Estonia's first synagogue since the Holocaust has opened in the capital, Tallinn,
to serve the Baltic state's current community of about 2,500
Jews.
The Nazis had described Estonia as being "free
of Jews" by the time they held the Wannsee Conference of January 1942 to plot the Final
Solution.
Few who escaped the Nazis returned after the war and those who did faced religious
curbs under Soviet rule.
Estonia's top rabbi said his community
could once again "feel like Jews".
"For a long time... there
was no rabbi, no kosher food... no possibility to learn about
Judaism," Chief Rabbi Shmuel Kot told The Associated Press.
The new, privately funded synagogue
in central Tallinn, described by news agencies as an ultramodern,
airy structure, can seat 180 people in its main worship area.
Estonia's Holocaust
Previous synagogues in Tallinn and
the second city, Tartu, were destroyed during the war which
saw a Jewish community of about 4,500 displaced or destroyed.

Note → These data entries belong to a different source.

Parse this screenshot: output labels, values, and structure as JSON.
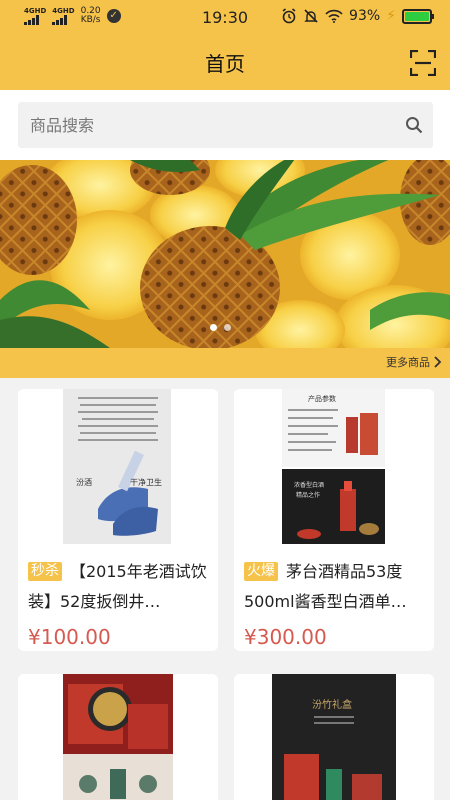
{
  "status_bar": {
    "network1": "4GHD",
    "network2": "4GHD",
    "speed_value": "0.20",
    "speed_unit": "KB/s",
    "time": "19:30",
    "battery": "93%"
  },
  "header": {
    "title": "首页"
  },
  "search": {
    "placeholder": "商品搜索"
  },
  "banner": {
    "slide_count": 2,
    "active_slide": 1
  },
  "more_label": "更多商品",
  "products": [
    {
      "tag": "秒杀",
      "name": "【2015年老酒试饮装】52度扳倒井…",
      "price": "¥100.00",
      "pic_text": [
        "汾酒",
        "干净卫生"
      ]
    },
    {
      "tag": "火爆",
      "name": "茅台酒精品53度500ml酱香型白酒单…",
      "price": "¥300.00",
      "pic_text": [
        "产品参数",
        "浓香型白酒",
        "精品之作"
      ]
    },
    {
      "pic_text": []
    },
    {
      "pic_text": [
        "汾竹礼盒"
      ]
    }
  ],
  "colors": {
    "accent": "#f5c24a",
    "price": "#d65a4f"
  }
}
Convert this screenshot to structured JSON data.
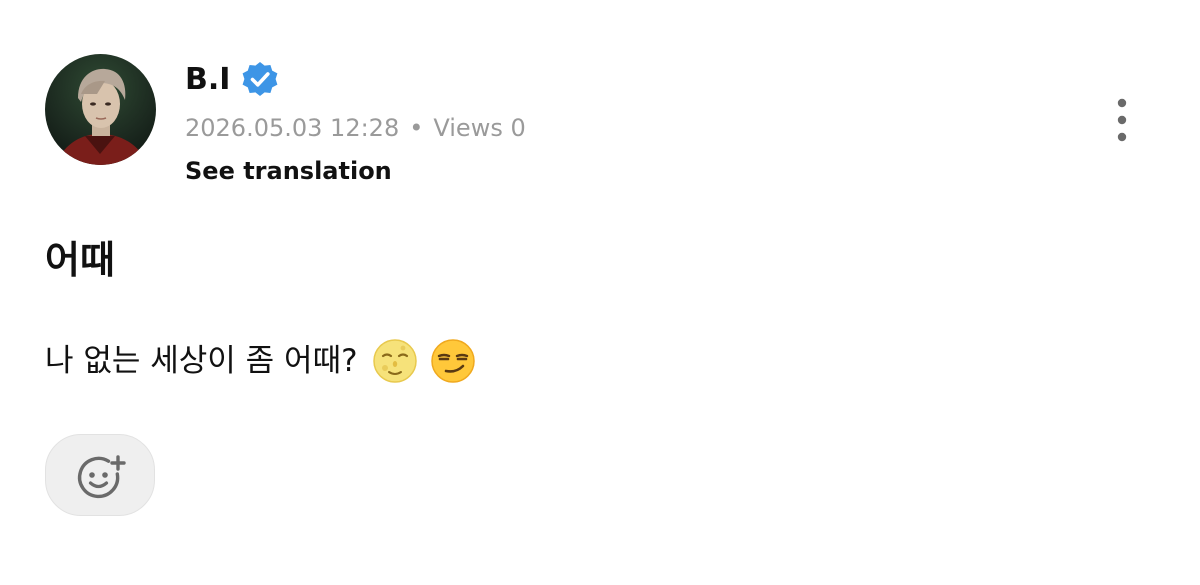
{
  "post": {
    "author": {
      "name": "B.I",
      "verified": true,
      "avatar_icon": "avatar"
    },
    "date": "2026.05.03 12:28",
    "separator": "•",
    "views": "Views 0",
    "see_translation": "See translation",
    "more_icon": "more-vertical-icon",
    "title": "어때",
    "body": "나 없는 세상이 좀 어때?",
    "emojis": [
      "full-moon-face-emoji",
      "smirking-face-emoji"
    ],
    "reaction_icon": "add-reaction-icon"
  },
  "colors": {
    "verified": "#3d95e6",
    "meta_text": "#9a9a9a",
    "reaction_bg": "#efefef",
    "icon_gray": "#6a6a6a"
  }
}
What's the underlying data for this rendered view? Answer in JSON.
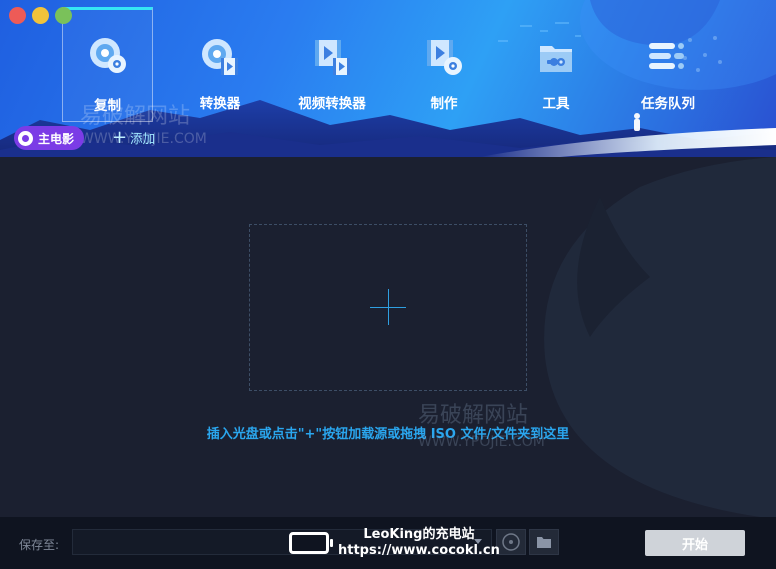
{
  "window": {
    "controls": [
      "close",
      "minimize",
      "zoom"
    ]
  },
  "nav": {
    "items": [
      {
        "label": "复制",
        "icon": "disc-copy-icon",
        "active": true
      },
      {
        "label": "转换器",
        "icon": "disc-convert-icon",
        "active": false
      },
      {
        "label": "视频转换器",
        "icon": "video-convert-icon",
        "active": false
      },
      {
        "label": "制作",
        "icon": "video-disc-create-icon",
        "active": false
      },
      {
        "label": "工具",
        "icon": "toolbox-icon",
        "active": false
      },
      {
        "label": "任务队列",
        "icon": "task-queue-icon",
        "active": false
      }
    ]
  },
  "source": {
    "main_movie_label": "主电影",
    "add_label": "添加"
  },
  "watermark": {
    "cn": "易破解网站",
    "en": "WWW.YPOJIE.COM"
  },
  "dropzone": {
    "hint": "插入光盘或点击\"+\"按钮加载源或拖拽 ISO 文件/文件夹到这里"
  },
  "footer": {
    "save_to_label": "保存至:",
    "path_value": "",
    "start_label": "开始"
  },
  "overlay": {
    "line1": "LeoKing的充电站",
    "line2": "https://www.cocokl.cn"
  },
  "colors": {
    "accent": "#2aa6ee",
    "main_movie": "#7b3ce6",
    "active_tab_border": "#35e6f5",
    "content_bg": "#1b2030"
  }
}
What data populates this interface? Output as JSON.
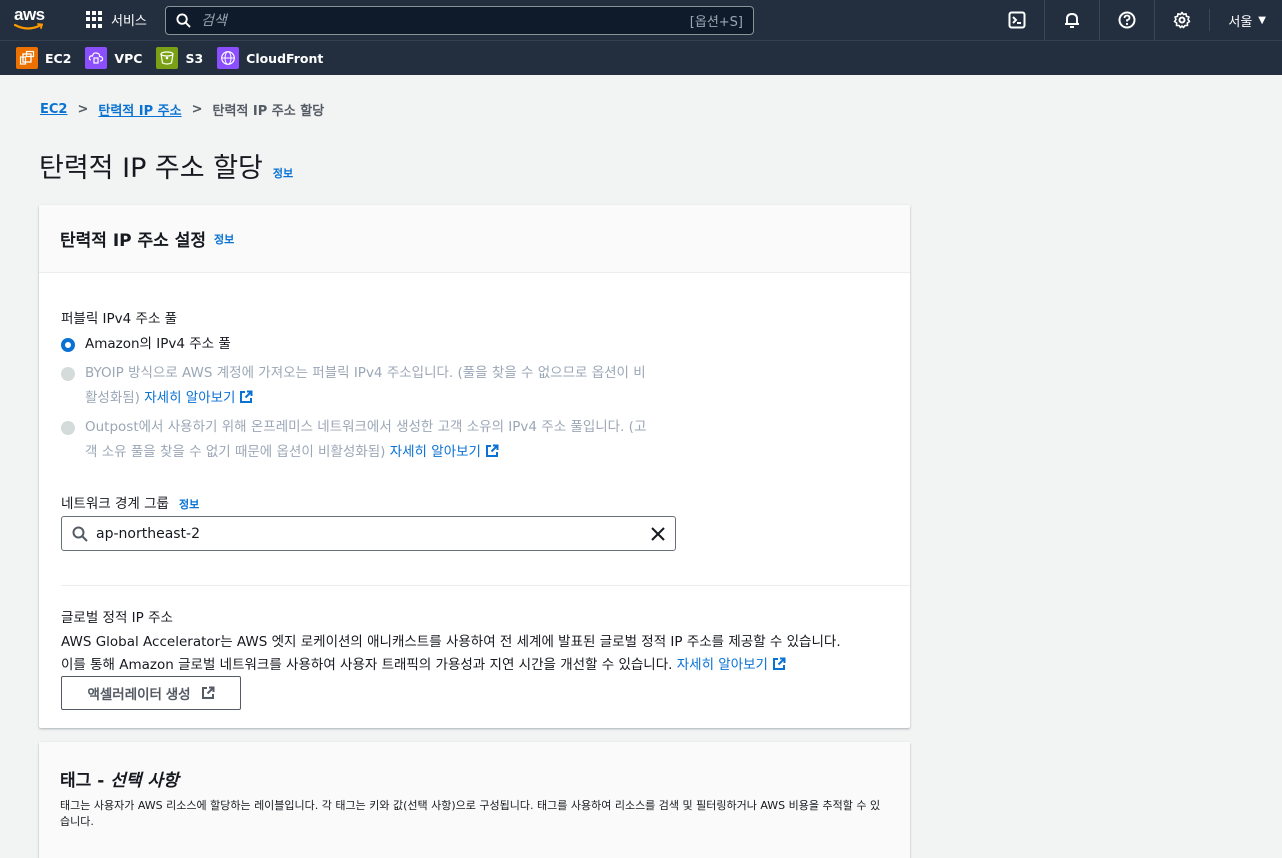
{
  "topbar": {
    "logo_text": "aws",
    "services_label": "서비스",
    "search_placeholder": "검색",
    "search_shortcut": "[옵션+S]",
    "region_label": "서울",
    "icons": [
      "cloudshell-icon",
      "bell-icon",
      "help-icon",
      "gear-icon"
    ]
  },
  "favorites": [
    {
      "label": "EC2",
      "color": "#ed7100",
      "icon": "ec2-icon"
    },
    {
      "label": "VPC",
      "color": "#8c4fff",
      "icon": "vpc-icon"
    },
    {
      "label": "S3",
      "color": "#7aa116",
      "icon": "s3-icon"
    },
    {
      "label": "CloudFront",
      "color": "#8c4fff",
      "icon": "cloudfront-icon"
    }
  ],
  "breadcrumb": {
    "items": [
      "EC2",
      "탄력적 IP 주소",
      "탄력적 IP 주소 할당"
    ]
  },
  "page": {
    "title": "탄력적 IP 주소 할당",
    "info": "정보"
  },
  "settings": {
    "title": "탄력적 IP 주소 설정",
    "info": "정보",
    "pool_label": "퍼블릭 IPv4 주소 풀",
    "options": [
      {
        "label": "Amazon의 IPv4 주소 풀",
        "selected": true,
        "disabled": false
      },
      {
        "label_line1": "BYOIP 방식으로 AWS 계정에 가져오는 퍼블릭 IPv4 주소입니다. (풀을 찾을 수 없으므로 옵션이 비",
        "label_line2": "활성화됨)",
        "link": "자세히 알아보기",
        "selected": false,
        "disabled": true
      },
      {
        "label_line1": "Outpost에서 사용하기 위해 온프레미스 네트워크에서 생성한 고객 소유의 IPv4 주소 풀입니다. (고",
        "label_line2": "객 소유 풀을 찾을 수 없기 때문에 옵션이 비활성화됨)",
        "link": "자세히 알아보기",
        "selected": false,
        "disabled": true
      }
    ],
    "nbg_label": "네트워크 경계 그룹",
    "nbg_info": "정보",
    "nbg_value": "ap-northeast-2",
    "global_label": "글로벌 정적 IP 주소",
    "global_desc_line1": "AWS Global Accelerator는 AWS 엣지 로케이션의 애니캐스트를 사용하여 전 세계에 발표된 글로벌 정적 IP 주소를 제공할 수 있습니다.",
    "global_desc_line2": "이를 통해 Amazon 글로벌 네트워크를 사용하여 사용자 트래픽의 가용성과 지연 시간을 개선할 수 있습니다.",
    "global_link": "자세히 알아보기",
    "accelerator_button": "액셀러레이터 생성"
  },
  "tags": {
    "title_main": "태그 - ",
    "title_em": "선택 사항",
    "description": "태그는 사용자가 AWS 리소스에 할당하는 레이블입니다. 각 태그는 키와 값(선택 사항)으로 구성됩니다. 태그를 사용하여 리소스를 검색 및 필터링하거나 AWS 비용을 추적할 수 있습니다."
  },
  "colors": {
    "nav_bg": "#232f3e",
    "link": "#0972d3",
    "page_bg": "#f2f3f3"
  }
}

About 3,500 were able to escape to the USSR before the Germans arrived but of
the 1,000 who remained, all but seven were murdered by
Nazis or Estonian collaborators, Dr Efraim Zuroff of the
Simon Wiesenthal Centre in Jerusalem told the BBC News
website.
Some of those who escaped later helped defeat the Nazis as soldiers in the Soviet
Army and the controversial relocation of a Soviet
war memorial from a Tallinn square earlier this
year had been a "sensitive issue" for the community, Rabbi Kot told Reuters.
While welcoming
the synagogue's opening, Dr Zuroff told the BBC
News website that Estonia was not doing enough
to track down Estonian Holocaust collaborators
who escaped abroad after the war - a suggestion
a police spokesman has denied.
Under Nazi
rule, Dr Zuroff says, Estonian security police
units played a part in the Holocaust in Belarus
and Poland, as well as helping murder Jews in
their own country.
An unknown
number of Jews from other parts of Europe were
also worked to death in 20 labour camps set up
by the Nazis on Estonian soil and guarded, in
part, by Estonian police.
New investigations
Since gaining
independence from the USSR in 1991, Estonia has
convicted 11 people of Soviet-era crimes, particularly
the mass deportation of 1949, but has not prosecuted
any suspected Nazi-era war criminals.
The Soviet KGB extensively investigated Estonian Nazi war criminals itself and
convicted at least 18 in the 1960s, Superintendent
Martin Arpo of the Estonian security police board
told the BBC News website.
In 2001, the police investigated an Estonian expatriate who was a police official
under the Nazis, and was identified as a Holocaust
suspect by the Wiesenthal Centre. The case, apparently
rejected by the KGB itself in the 1960s for lack
of evidence, was dropped by the Estonians for
the same reason.
Two other
Nazi-era cases are still under investigation,
Supt Arpo added, saying he could not give names
for legal reasons.
Dr Zuroff
says that questions like Holocaust restitution,
education and commemoration in the new Estonia
can be decided in the future.
However, the
prosecution of surviving Nazi war criminals,
he believes, has to be decided now "because once the criminals die, that's the end of the issue".